In this sense, Santos has explained to Europa Press that they are in constant contact with the different actors to promote dialogue and trust, as well as to make it clear that, in the framework of these transfers of civilians, they are not harmful agents. “We never use armed escorts,” he explained.

The increase in insecurity due to the presence of armed groups in the areas most affected by the floods not only impedes the humanitarian work of the NGO –despite the studies it carries out on the ground before carrying out the trips–, but also which also endangers the workers themselves.

Santos has alluded to the fact that there have been thefts of health supplies at gunpoint. In fact, last March MSF “strongly” condemned the thefts against its medical team on a road outside Yei, in the southwest of the country, on February 28.

The MSF coordinator in South Sudan has thus lamented the death of at least nine humanitarian workers so far this year, a considerably high figure, although she has also defended the theory that the focus must be civilians, who live day by day daily with massacres such as murders, rapes or burning of bodies in the villages, among others.

However, he has emphasized the widespread “impunity” of violence in South Sudan, where justice systems are practically non-existent. To the limited resources that the Government has, which is incapable of dealing with the current humanitarian situation, it is added that it is the “most corrupt country in the world”, reaching the last position –180 of 180– in the ranking prepared by the NGO Transparency International.

According to the United Nations, a child soldier is a minor who has been recruited or used by an armed group to carry out tasks ranging from active participation in conflicts, even carrying arms on the front lines, to occupying minor but essential positions.

Of this practice in South Sudan, prohibited by Humanitarian Law and defined as a war crime by the International Criminal Court, Santos has no record at the moment, although he has warned that many young South Sudanese may be in danger of being forcibly recruited. .

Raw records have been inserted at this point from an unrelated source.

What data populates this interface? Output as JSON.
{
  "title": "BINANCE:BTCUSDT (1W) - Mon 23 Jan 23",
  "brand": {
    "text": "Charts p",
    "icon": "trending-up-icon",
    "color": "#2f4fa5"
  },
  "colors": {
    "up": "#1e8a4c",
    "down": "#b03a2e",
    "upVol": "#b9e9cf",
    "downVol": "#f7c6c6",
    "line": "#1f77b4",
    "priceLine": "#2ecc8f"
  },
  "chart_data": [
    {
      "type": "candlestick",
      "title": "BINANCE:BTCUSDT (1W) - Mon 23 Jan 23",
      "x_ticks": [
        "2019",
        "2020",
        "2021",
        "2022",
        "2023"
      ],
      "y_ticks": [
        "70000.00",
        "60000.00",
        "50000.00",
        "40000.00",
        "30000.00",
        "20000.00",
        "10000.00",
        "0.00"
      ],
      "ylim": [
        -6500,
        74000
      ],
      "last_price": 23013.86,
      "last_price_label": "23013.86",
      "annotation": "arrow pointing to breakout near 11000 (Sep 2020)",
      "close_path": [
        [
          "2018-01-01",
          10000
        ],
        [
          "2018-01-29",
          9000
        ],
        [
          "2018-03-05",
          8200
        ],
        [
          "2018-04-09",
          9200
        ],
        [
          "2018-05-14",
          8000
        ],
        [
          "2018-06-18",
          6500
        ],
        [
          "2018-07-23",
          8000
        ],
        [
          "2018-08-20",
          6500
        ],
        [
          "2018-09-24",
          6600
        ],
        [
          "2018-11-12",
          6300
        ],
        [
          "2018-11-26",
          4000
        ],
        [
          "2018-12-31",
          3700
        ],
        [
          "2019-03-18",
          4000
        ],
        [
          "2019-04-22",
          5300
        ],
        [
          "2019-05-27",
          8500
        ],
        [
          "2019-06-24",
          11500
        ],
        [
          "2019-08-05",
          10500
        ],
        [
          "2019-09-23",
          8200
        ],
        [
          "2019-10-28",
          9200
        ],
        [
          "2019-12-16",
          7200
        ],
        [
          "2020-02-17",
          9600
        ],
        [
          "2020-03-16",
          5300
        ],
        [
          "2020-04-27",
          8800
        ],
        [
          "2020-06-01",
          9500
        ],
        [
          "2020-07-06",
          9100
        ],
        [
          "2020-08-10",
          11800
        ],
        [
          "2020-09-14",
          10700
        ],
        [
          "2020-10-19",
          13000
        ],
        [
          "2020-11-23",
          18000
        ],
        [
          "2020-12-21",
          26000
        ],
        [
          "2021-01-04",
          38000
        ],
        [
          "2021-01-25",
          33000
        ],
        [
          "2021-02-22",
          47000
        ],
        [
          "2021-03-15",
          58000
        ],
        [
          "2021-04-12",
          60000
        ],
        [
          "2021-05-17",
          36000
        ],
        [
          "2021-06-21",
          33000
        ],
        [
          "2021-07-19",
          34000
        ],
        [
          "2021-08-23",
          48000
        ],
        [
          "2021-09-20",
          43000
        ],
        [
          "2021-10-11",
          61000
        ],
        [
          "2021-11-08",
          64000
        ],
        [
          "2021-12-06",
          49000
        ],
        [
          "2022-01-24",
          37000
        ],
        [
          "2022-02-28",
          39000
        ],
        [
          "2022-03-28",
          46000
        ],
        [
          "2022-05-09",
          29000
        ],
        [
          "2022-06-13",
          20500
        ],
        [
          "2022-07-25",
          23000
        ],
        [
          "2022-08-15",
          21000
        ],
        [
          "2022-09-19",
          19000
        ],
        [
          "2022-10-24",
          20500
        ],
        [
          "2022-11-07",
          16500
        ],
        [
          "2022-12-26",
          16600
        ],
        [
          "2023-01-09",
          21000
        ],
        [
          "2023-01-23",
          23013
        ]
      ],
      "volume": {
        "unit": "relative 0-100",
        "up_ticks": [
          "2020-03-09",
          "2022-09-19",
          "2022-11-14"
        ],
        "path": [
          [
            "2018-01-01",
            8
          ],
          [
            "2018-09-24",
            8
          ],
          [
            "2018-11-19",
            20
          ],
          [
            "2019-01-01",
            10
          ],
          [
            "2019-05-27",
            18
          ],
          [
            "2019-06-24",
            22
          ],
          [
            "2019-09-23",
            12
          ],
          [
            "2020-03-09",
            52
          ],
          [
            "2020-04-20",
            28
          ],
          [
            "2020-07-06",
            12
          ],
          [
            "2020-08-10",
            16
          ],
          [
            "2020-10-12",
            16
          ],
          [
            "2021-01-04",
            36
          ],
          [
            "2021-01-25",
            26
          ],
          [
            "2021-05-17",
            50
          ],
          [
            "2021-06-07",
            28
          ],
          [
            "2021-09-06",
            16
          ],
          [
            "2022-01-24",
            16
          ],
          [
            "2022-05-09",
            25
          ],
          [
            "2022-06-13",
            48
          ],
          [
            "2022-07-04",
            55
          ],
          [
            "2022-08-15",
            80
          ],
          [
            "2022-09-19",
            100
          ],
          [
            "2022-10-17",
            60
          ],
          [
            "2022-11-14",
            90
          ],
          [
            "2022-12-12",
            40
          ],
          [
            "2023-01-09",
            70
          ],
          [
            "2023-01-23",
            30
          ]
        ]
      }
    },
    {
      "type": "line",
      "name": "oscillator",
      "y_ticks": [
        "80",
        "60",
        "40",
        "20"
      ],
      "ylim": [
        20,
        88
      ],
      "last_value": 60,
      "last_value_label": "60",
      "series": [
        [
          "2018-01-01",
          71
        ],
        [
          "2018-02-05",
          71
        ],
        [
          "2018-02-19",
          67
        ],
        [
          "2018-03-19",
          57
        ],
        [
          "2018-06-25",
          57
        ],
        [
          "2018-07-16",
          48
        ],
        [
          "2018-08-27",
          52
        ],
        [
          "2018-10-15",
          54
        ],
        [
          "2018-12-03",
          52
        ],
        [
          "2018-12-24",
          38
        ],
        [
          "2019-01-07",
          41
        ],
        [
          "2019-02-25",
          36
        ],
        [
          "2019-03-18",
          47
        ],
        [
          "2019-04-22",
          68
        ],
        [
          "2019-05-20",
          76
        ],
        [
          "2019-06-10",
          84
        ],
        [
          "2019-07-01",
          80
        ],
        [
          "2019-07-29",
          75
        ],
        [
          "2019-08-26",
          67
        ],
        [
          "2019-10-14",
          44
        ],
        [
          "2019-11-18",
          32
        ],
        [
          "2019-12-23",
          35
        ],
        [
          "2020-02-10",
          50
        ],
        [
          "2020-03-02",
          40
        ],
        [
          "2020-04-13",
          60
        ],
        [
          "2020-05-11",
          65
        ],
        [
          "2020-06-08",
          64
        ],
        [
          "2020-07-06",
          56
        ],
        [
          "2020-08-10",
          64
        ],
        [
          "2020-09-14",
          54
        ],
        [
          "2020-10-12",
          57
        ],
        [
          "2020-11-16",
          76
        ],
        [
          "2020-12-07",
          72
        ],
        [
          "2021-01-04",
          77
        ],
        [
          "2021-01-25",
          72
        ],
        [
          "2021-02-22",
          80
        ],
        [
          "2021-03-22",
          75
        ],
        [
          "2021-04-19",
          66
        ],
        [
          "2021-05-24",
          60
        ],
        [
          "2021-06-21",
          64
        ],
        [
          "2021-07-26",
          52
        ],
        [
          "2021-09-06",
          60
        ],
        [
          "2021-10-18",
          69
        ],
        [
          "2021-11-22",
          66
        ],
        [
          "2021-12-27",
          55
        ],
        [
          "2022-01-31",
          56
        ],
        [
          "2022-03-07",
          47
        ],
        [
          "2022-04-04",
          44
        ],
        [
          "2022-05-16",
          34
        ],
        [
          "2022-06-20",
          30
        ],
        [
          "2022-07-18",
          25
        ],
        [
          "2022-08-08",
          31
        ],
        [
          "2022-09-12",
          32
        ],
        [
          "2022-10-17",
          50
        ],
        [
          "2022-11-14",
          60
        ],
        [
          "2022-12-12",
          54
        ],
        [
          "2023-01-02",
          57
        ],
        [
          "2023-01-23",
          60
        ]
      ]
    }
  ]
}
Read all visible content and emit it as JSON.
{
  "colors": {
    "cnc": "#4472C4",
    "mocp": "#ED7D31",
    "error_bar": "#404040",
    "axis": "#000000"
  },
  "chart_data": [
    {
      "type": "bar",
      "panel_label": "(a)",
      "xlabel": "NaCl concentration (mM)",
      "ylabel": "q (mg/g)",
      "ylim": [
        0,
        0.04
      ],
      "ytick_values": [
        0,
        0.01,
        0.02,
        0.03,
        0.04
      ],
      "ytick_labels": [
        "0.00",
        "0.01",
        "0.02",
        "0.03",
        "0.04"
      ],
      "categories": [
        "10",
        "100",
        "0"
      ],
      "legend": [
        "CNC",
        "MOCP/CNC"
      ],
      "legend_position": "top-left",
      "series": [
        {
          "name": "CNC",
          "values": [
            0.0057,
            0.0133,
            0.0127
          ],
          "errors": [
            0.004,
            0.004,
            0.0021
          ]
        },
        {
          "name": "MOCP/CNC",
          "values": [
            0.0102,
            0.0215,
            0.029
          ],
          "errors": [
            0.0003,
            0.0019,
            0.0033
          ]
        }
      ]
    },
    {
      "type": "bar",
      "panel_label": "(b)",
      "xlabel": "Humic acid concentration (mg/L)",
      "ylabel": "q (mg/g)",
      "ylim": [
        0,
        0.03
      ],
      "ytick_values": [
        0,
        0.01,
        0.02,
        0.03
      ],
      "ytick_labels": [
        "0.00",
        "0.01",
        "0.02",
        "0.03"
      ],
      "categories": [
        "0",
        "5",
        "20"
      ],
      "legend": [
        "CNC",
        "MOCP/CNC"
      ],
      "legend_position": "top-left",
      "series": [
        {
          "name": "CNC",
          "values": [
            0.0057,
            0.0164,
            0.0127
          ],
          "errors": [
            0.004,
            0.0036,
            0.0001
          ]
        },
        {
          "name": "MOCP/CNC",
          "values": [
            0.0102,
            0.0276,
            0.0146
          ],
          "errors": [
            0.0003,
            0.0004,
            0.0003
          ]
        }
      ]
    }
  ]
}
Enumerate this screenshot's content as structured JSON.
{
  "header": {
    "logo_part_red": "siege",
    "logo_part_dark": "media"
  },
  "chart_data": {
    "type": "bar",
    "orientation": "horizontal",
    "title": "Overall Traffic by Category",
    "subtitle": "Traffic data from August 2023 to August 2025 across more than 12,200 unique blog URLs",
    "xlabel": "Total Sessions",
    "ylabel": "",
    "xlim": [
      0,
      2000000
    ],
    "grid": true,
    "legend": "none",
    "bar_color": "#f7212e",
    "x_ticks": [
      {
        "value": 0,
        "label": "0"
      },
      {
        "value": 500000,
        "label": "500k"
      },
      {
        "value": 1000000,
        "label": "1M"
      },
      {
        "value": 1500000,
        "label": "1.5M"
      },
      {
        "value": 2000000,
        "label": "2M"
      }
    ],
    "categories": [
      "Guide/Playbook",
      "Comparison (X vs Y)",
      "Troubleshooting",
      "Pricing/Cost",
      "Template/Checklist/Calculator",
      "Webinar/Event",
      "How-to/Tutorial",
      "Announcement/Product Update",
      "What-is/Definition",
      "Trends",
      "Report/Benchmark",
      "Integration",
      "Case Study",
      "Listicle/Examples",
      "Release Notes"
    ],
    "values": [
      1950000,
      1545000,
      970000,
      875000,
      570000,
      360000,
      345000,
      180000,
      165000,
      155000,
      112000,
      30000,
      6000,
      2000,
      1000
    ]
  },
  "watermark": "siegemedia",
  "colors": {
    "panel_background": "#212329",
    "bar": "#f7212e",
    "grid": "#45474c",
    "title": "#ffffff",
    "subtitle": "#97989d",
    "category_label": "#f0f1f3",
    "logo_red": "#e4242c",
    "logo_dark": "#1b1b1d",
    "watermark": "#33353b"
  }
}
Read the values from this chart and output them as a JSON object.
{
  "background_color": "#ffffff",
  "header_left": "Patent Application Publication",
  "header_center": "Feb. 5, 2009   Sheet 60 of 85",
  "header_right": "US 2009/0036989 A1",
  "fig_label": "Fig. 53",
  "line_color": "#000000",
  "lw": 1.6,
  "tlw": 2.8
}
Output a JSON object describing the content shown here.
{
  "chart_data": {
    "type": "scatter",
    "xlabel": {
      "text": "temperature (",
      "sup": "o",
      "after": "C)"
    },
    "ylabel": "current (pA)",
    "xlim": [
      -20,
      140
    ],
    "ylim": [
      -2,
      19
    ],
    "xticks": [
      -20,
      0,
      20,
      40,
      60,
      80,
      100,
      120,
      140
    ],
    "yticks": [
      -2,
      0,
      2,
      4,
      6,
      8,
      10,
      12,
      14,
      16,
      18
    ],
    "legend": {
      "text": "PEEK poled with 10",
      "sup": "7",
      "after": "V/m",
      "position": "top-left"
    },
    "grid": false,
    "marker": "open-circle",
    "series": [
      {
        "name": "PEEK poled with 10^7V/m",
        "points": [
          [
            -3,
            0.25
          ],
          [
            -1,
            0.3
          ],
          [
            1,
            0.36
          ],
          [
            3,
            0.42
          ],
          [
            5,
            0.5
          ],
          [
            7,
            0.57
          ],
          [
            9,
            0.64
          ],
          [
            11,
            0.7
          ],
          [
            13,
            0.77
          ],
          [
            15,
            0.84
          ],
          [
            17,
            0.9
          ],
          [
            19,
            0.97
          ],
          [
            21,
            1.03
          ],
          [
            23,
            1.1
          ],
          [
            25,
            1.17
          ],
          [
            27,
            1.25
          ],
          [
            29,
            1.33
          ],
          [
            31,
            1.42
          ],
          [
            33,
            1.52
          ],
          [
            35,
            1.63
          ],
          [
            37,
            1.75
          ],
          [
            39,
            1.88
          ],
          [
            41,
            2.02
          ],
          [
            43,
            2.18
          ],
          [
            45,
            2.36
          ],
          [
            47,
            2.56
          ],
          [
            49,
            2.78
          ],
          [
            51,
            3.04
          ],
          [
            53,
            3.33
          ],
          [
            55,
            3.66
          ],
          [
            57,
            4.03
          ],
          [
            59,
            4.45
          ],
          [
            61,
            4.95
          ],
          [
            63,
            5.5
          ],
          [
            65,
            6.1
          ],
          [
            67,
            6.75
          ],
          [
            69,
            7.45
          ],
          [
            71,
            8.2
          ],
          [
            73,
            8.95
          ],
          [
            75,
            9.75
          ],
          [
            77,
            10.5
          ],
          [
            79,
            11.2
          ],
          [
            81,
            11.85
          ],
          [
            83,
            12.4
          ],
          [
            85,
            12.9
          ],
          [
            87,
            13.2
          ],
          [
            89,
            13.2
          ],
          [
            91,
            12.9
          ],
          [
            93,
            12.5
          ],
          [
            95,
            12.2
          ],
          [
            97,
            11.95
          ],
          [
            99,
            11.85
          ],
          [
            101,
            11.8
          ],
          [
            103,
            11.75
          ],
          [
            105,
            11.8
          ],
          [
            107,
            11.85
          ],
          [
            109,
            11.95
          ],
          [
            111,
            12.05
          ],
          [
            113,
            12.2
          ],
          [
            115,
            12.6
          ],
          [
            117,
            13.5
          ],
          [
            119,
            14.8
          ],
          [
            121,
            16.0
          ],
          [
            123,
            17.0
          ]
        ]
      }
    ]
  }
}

The situation of young people is especially critical, since many of them “have known no other reality” than inter-community violence and have been born and raised in refugee camps such as Malakal, which has added nearly 18,000 in recent months. people. “They have no future prospects,” added Santos.

On the other hand, Santos also recalled that another of the challenges facing South Sudan is sexual and gender-based violence, which is “a reality”, since they receive cases of women who have suffered rape and who “are forced to marry the rapist. According to data from the organization itself, more than 1,600 victims of sexual violence were treated in 2021.

Already in September, the president of the UN Commission on Human Rights in South Sudan, Yasmin Sooka, denounced that in areas of Western Equatoria they do not have courts to deal with this type of crime, to which is added that sometimes the women do not report the cases because they live with the aggressors.

MSF warned in September that cuts to the South Sudanese Common Health Fund (HPF), which reach 30 percent of the budget of this organization, whose purpose is to finance primary care, would affect access to health services. specialized in infectious diseases.

In addition, as the World Health Organization (WHO) has warned, cholera is re-emerging in its deadliest form throughout the world, helped, in part, by climate change, since extreme weather events, such as deluges, cyclones and droughts, further reduce access to drinking water.

However, in a more positive tone, Santos highlighted that cholera, a disease whose global resurgence has been warned by the World Health Organization (WHO), has a decreasing incidence in favor of malaria, which is still refuses to leave the country. Even so, MSF has insisted that more funding is needed to ensure basic and quality health services for millions of people.